At a vigil for Lawrence last week in Ventura, 200 people carried glow sticks and candles in paper cups as they walked down a boardwalk at the beach and stood under the stars. Melissa Castillo, 13, recalled the last time she had seen Lawrence. “He was walking through the lunch room, wearing these awesome boots,” she said. “I ran over to him and said, ‘Your boots are so cute!’ He was like, ‘Yeah, I know.’ ”

She raised her chin and arched an eyebrow in imitation. “ ‘If you want cute boots,’ ” Lawrence had told her, “ ‘you have to buy the expensive kind.’ ” His boots had cost $30.

Full story here.

I don’t have much to say about this story that hasn’t already been said. I continue to believe, though, that we are all responsible for the well-being of those around us. We, as a nation, killed Lawrence King just as surely as we have killed untold thousands of Iraqis in recent years. We killed him in a Junior High classroom.

Ellen DeGeneres talked about it on her show recently. Preaching to the choir, I suspect, but we have to start somewhere:

Here’s an interview from MTV News in which one of the girls mentioned in the Times story talks about Larry.

Rest in peace, kid. I’m so sorry.

Tags: identity · r.i.p. · why i drink

2 responses so far ↓

  • 1 r.i.p. Simmie Williams, 17 years old // Mar 1, 2008 at 6:00 pm

    [...] for further information on Lawrence King, about whom I posted earlier, I came across the story of Simmie Williams, another openly gay teen who was shot to death in [...]

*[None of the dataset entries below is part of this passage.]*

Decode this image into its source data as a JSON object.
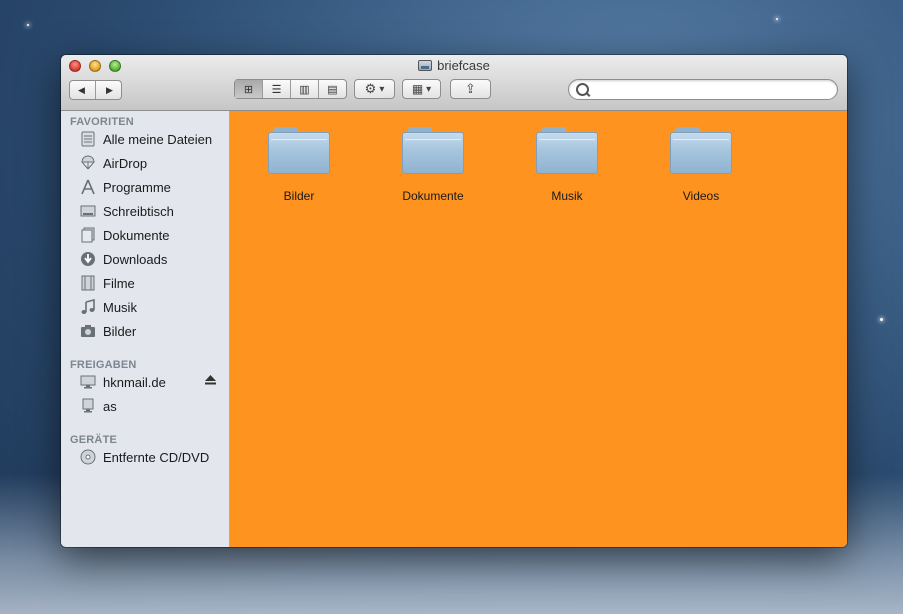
{
  "window": {
    "title": "briefcase"
  },
  "toolbar": {
    "back_icon": "◀",
    "forward_icon": "▶",
    "view_icons": [
      "⊞",
      "☰",
      "▥",
      "▤"
    ],
    "action_icon": "⚙",
    "arrange_icon": "▦",
    "share_icon": "⇪",
    "dropdown_icon": "▾"
  },
  "search": {
    "value": "",
    "placeholder": ""
  },
  "sidebar": {
    "favorites_header": "FAVORITEN",
    "favorites": [
      {
        "label": "Alle meine Dateien",
        "icon": "all-files-icon"
      },
      {
        "label": "AirDrop",
        "icon": "airdrop-icon"
      },
      {
        "label": "Programme",
        "icon": "applications-icon"
      },
      {
        "label": "Schreibtisch",
        "icon": "desktop-icon"
      },
      {
        "label": "Dokumente",
        "icon": "documents-icon"
      },
      {
        "label": "Downloads",
        "icon": "downloads-icon"
      },
      {
        "label": "Filme",
        "icon": "movies-icon"
      },
      {
        "label": "Musik",
        "icon": "music-icon"
      },
      {
        "label": "Bilder",
        "icon": "camera-icon"
      }
    ],
    "shared_header": "FREIGABEN",
    "shared": [
      {
        "label": "hknmail.de",
        "icon": "display-icon"
      },
      {
        "label": "as",
        "icon": "display-icon"
      }
    ],
    "devices_header": "GERÄTE",
    "devices": [
      {
        "label": "Entfernte CD/DVD",
        "icon": "disc-icon"
      }
    ]
  },
  "content": {
    "background_color": "#ff931f",
    "folders": [
      "Bilder",
      "Dokumente",
      "Musik",
      "Videos"
    ]
  }
}
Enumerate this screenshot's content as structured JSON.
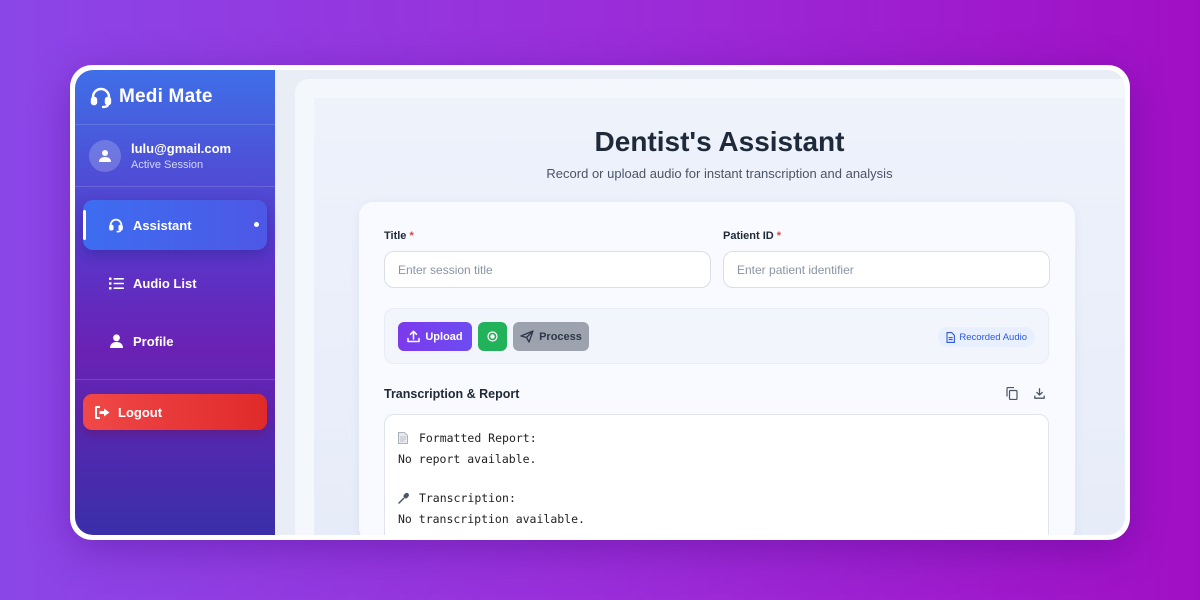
{
  "brand": {
    "name": "Medi Mate"
  },
  "user": {
    "email": "lulu@gmail.com",
    "status": "Active Session"
  },
  "nav": {
    "items": [
      {
        "label": "Assistant",
        "icon": "headset-icon",
        "active": true
      },
      {
        "label": "Audio List",
        "icon": "list-icon",
        "active": false
      },
      {
        "label": "Profile",
        "icon": "user-icon",
        "active": false
      }
    ],
    "logout": "Logout"
  },
  "page": {
    "title": "Dentist's Assistant",
    "subtitle": "Record or upload audio for instant transcription and analysis"
  },
  "form": {
    "title_label": "Title",
    "title_placeholder": "Enter session title",
    "patient_label": "Patient ID",
    "patient_placeholder": "Enter patient identifier",
    "required_mark": "*"
  },
  "toolbar": {
    "upload": "Upload",
    "process": "Process",
    "badge": "Recorded Audio"
  },
  "output": {
    "section_title": "Transcription & Report",
    "report_heading": "Formatted Report:",
    "report_text": "No report available.",
    "transcription_heading": "Transcription:",
    "transcription_text": "No transcription available."
  },
  "colors": {
    "accent": "#7c3aed",
    "record": "#22b35a",
    "logout": "#e53e3e",
    "active_nav": "#3d6df0"
  }
}
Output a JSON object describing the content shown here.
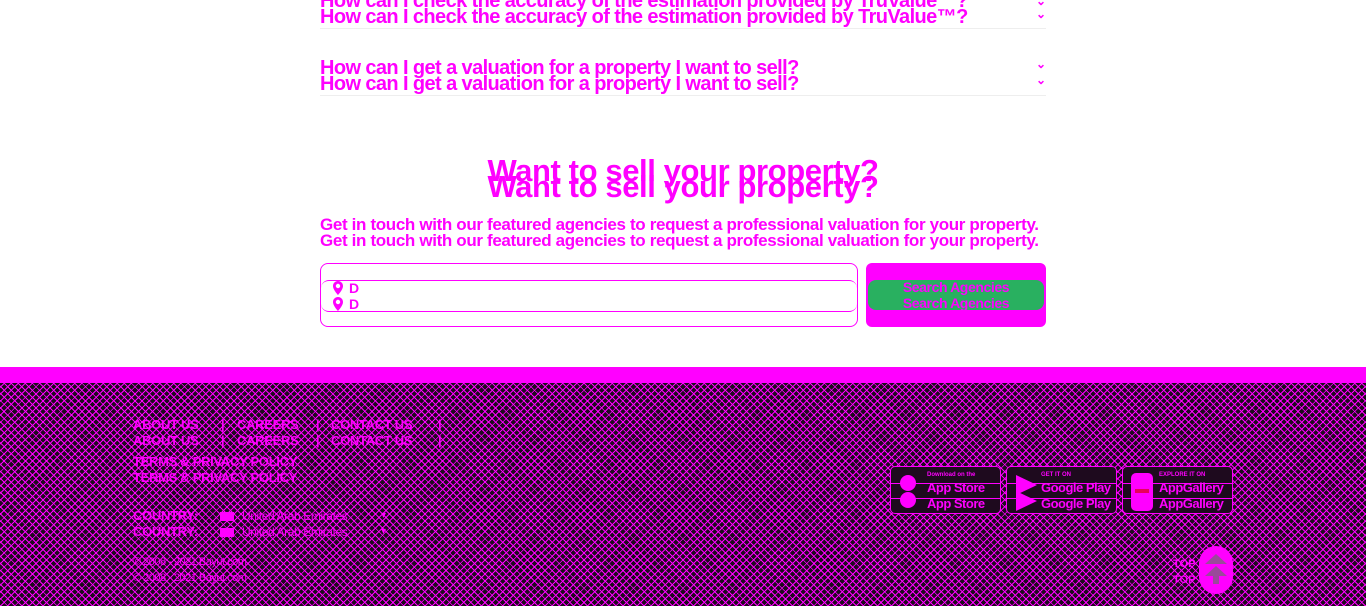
{
  "faq": {
    "items": [
      {
        "question": "How can I check the accuracy of the estimation provided by TruValue™?"
      },
      {
        "question": "How can I get a valuation for a property I want to sell?"
      }
    ]
  },
  "sell": {
    "title": "Want to sell your property?",
    "description": "Get in touch with our featured agencies to request a professional valuation for your property.",
    "search_value": "D",
    "search_button": "Search Agencies"
  },
  "footer": {
    "links": {
      "about": "ABOUT US",
      "careers": "CAREERS",
      "contact": "CONTACT US",
      "terms": "TERMS & PRIVACY POLICY"
    },
    "separator": "|",
    "country_label": "COUNTRY:",
    "country_value": "United Arab Emirates",
    "copyright": "© 2008 - 2021 Bayut.com",
    "top_label": "TOP",
    "badges": {
      "appstore": {
        "small": "Download on the",
        "big": "App Store"
      },
      "googleplay": {
        "small": "GET IT ON",
        "big": "Google Play"
      },
      "appgallery": {
        "small": "EXPLORE IT ON",
        "big": "AppGallery"
      }
    },
    "accent_color": "#ff00ff",
    "button_color": "#29b060"
  }
}
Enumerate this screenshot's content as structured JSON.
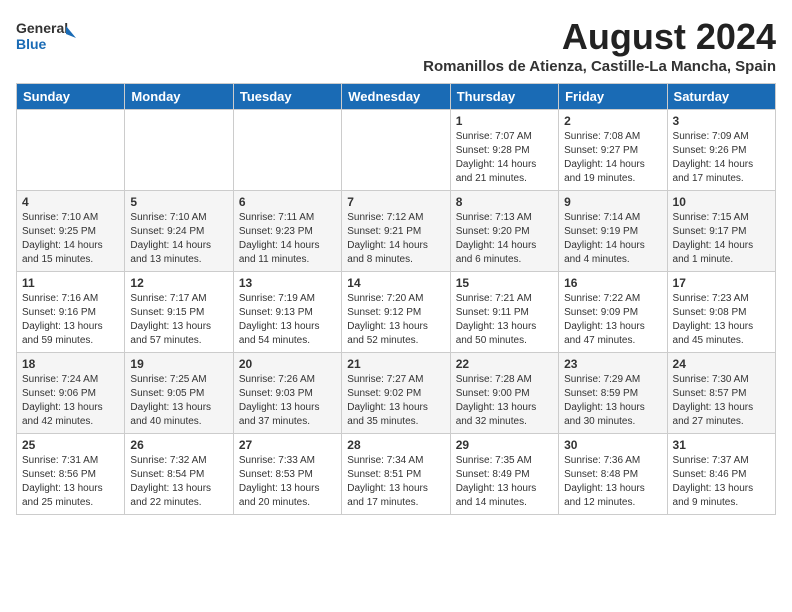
{
  "header": {
    "logo_line1": "General",
    "logo_line2": "Blue",
    "month_year": "August 2024",
    "location": "Romanillos de Atienza, Castille-La Mancha, Spain"
  },
  "weekdays": [
    "Sunday",
    "Monday",
    "Tuesday",
    "Wednesday",
    "Thursday",
    "Friday",
    "Saturday"
  ],
  "weeks": [
    [
      {
        "day": "",
        "info": ""
      },
      {
        "day": "",
        "info": ""
      },
      {
        "day": "",
        "info": ""
      },
      {
        "day": "",
        "info": ""
      },
      {
        "day": "1",
        "info": "Sunrise: 7:07 AM\nSunset: 9:28 PM\nDaylight: 14 hours\nand 21 minutes."
      },
      {
        "day": "2",
        "info": "Sunrise: 7:08 AM\nSunset: 9:27 PM\nDaylight: 14 hours\nand 19 minutes."
      },
      {
        "day": "3",
        "info": "Sunrise: 7:09 AM\nSunset: 9:26 PM\nDaylight: 14 hours\nand 17 minutes."
      }
    ],
    [
      {
        "day": "4",
        "info": "Sunrise: 7:10 AM\nSunset: 9:25 PM\nDaylight: 14 hours\nand 15 minutes."
      },
      {
        "day": "5",
        "info": "Sunrise: 7:10 AM\nSunset: 9:24 PM\nDaylight: 14 hours\nand 13 minutes."
      },
      {
        "day": "6",
        "info": "Sunrise: 7:11 AM\nSunset: 9:23 PM\nDaylight: 14 hours\nand 11 minutes."
      },
      {
        "day": "7",
        "info": "Sunrise: 7:12 AM\nSunset: 9:21 PM\nDaylight: 14 hours\nand 8 minutes."
      },
      {
        "day": "8",
        "info": "Sunrise: 7:13 AM\nSunset: 9:20 PM\nDaylight: 14 hours\nand 6 minutes."
      },
      {
        "day": "9",
        "info": "Sunrise: 7:14 AM\nSunset: 9:19 PM\nDaylight: 14 hours\nand 4 minutes."
      },
      {
        "day": "10",
        "info": "Sunrise: 7:15 AM\nSunset: 9:17 PM\nDaylight: 14 hours\nand 1 minute."
      }
    ],
    [
      {
        "day": "11",
        "info": "Sunrise: 7:16 AM\nSunset: 9:16 PM\nDaylight: 13 hours\nand 59 minutes."
      },
      {
        "day": "12",
        "info": "Sunrise: 7:17 AM\nSunset: 9:15 PM\nDaylight: 13 hours\nand 57 minutes."
      },
      {
        "day": "13",
        "info": "Sunrise: 7:19 AM\nSunset: 9:13 PM\nDaylight: 13 hours\nand 54 minutes."
      },
      {
        "day": "14",
        "info": "Sunrise: 7:20 AM\nSunset: 9:12 PM\nDaylight: 13 hours\nand 52 minutes."
      },
      {
        "day": "15",
        "info": "Sunrise: 7:21 AM\nSunset: 9:11 PM\nDaylight: 13 hours\nand 50 minutes."
      },
      {
        "day": "16",
        "info": "Sunrise: 7:22 AM\nSunset: 9:09 PM\nDaylight: 13 hours\nand 47 minutes."
      },
      {
        "day": "17",
        "info": "Sunrise: 7:23 AM\nSunset: 9:08 PM\nDaylight: 13 hours\nand 45 minutes."
      }
    ],
    [
      {
        "day": "18",
        "info": "Sunrise: 7:24 AM\nSunset: 9:06 PM\nDaylight: 13 hours\nand 42 minutes."
      },
      {
        "day": "19",
        "info": "Sunrise: 7:25 AM\nSunset: 9:05 PM\nDaylight: 13 hours\nand 40 minutes."
      },
      {
        "day": "20",
        "info": "Sunrise: 7:26 AM\nSunset: 9:03 PM\nDaylight: 13 hours\nand 37 minutes."
      },
      {
        "day": "21",
        "info": "Sunrise: 7:27 AM\nSunset: 9:02 PM\nDaylight: 13 hours\nand 35 minutes."
      },
      {
        "day": "22",
        "info": "Sunrise: 7:28 AM\nSunset: 9:00 PM\nDaylight: 13 hours\nand 32 minutes."
      },
      {
        "day": "23",
        "info": "Sunrise: 7:29 AM\nSunset: 8:59 PM\nDaylight: 13 hours\nand 30 minutes."
      },
      {
        "day": "24",
        "info": "Sunrise: 7:30 AM\nSunset: 8:57 PM\nDaylight: 13 hours\nand 27 minutes."
      }
    ],
    [
      {
        "day": "25",
        "info": "Sunrise: 7:31 AM\nSunset: 8:56 PM\nDaylight: 13 hours\nand 25 minutes."
      },
      {
        "day": "26",
        "info": "Sunrise: 7:32 AM\nSunset: 8:54 PM\nDaylight: 13 hours\nand 22 minutes."
      },
      {
        "day": "27",
        "info": "Sunrise: 7:33 AM\nSunset: 8:53 PM\nDaylight: 13 hours\nand 20 minutes."
      },
      {
        "day": "28",
        "info": "Sunrise: 7:34 AM\nSunset: 8:51 PM\nDaylight: 13 hours\nand 17 minutes."
      },
      {
        "day": "29",
        "info": "Sunrise: 7:35 AM\nSunset: 8:49 PM\nDaylight: 13 hours\nand 14 minutes."
      },
      {
        "day": "30",
        "info": "Sunrise: 7:36 AM\nSunset: 8:48 PM\nDaylight: 13 hours\nand 12 minutes."
      },
      {
        "day": "31",
        "info": "Sunrise: 7:37 AM\nSunset: 8:46 PM\nDaylight: 13 hours\nand 9 minutes."
      }
    ]
  ]
}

  • 2 Takahito Torimoto // Mar 2, 2008 at 3:45 pm

    That’s a difficult task - to make the younger kids understand. But explaining it to them, using analogies would probably help. Trying to teach them individuality, and the fact that we each have our own favorites/choices, but yet others having different ones, I think is important. It’s no different than liking a hot-dog over a hamburger. Just because the other person likes something different, it doesn’t make them wrong. It makes them a unique individual. Again, as long as that difference is not harming you, why should you care? Reverse the roles - do others have a right to think differently (”eww”) of you because you like something different? No. They (kids) would feel sad if that were the case. Don’t worry - my kid(s) will understand that - because I want them to feel unique - that they CAN make their own decisions/choices - and not have to “follow the crowd” on everything. That’s what makes a leader.